Visitors check a yacht produced in Zhuhai, Guangdong province, during an exhibition in Hong Kong in May. Many mainland companies have started to seek more opportunities in the special administrative region. [Photo/Xinhua]
BEIJING – Closer economic ties between the Chinese mainland and Hong Kong may help offset the impact of a decline in world growth, which has been dragged down by debt crises in Europe and the United States, experts said on Monday.
“As the debt crises threatens to drag down global economic growth, the mainland and Hong Kong need to promote the implementation of the Closer Economic Partnership Arrangement (CEPA) to ensure sustainable growth for both sides,” said Zhang Li, a researcher with the Chinese Academy of International Trade and Economic Cooperation affiliated to the Ministry of Commerce.
Worries about slow world economic growth rose following Standard and Poor’s downgrade of the US’s credit rating.
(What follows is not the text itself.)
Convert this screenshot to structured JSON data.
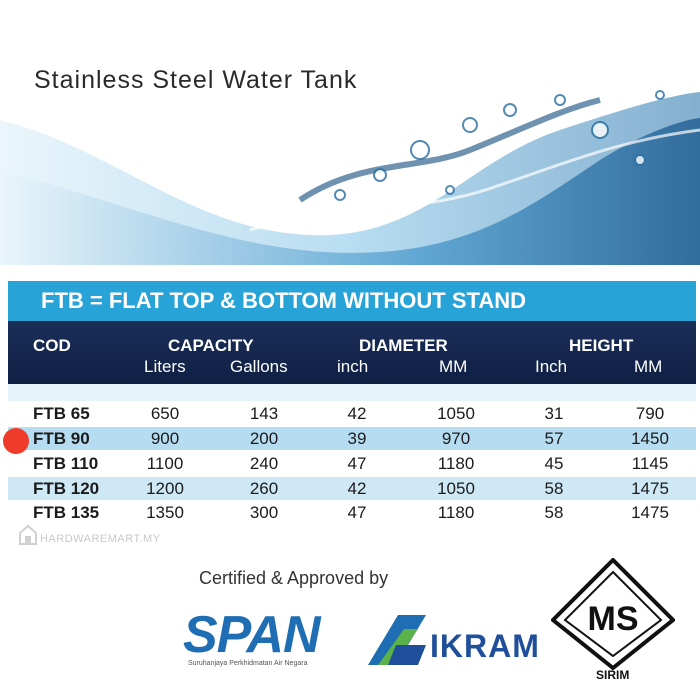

CEPA, a free trade agreement between the two sides signed in 2003, offers preferential market access for Hong Kong products and companies to enter the mainland market.
The arrangement includes the removal of tariffs on trade goods and has created an effective platform to promote investment and trade between the two sides.
By the end of 2010, $308 million in tariffs had been saved on goods worth $3.57 billion, according to the General Administration of Customs.
Hong Kong is the fifth largest trading partner and the third largest export market of the mainland. Trade volume between the two surged 35 percent year-on-year to $134.4 billion in the first half of 2011.
“According to the mainland’s 12th Five-Year Plan (2011-2015), the mainland will further open its service industry, also a sector in which Hong Kong companies have great strengths and opportunities,” said Zhang.
Many mainland small- and medium-sized enterprises are struggling to overcome financing bottlenecks, so Hong Kong’s financial institutions can exploit new ways for cooperation such as launching more financial products for them, she said.
The opening-up of the mainland market to Hong Kong financial institutions is the most effective sector for the implementation of the CEPA, Jiang Yaoping, vice-minister of commerce, said in July.
The mainland has adopted more than 30 preferential measures in areas such as banks, securities and insurance in the seven supplementary agreements to CEPA containing further preferential policies for Hong Kong.
Those measures not merely helped the Hong Kong financial industry gain more space for development and strengthen Hong Kong’s position as a international financial center, but also boosted the mainland financial industry, he said.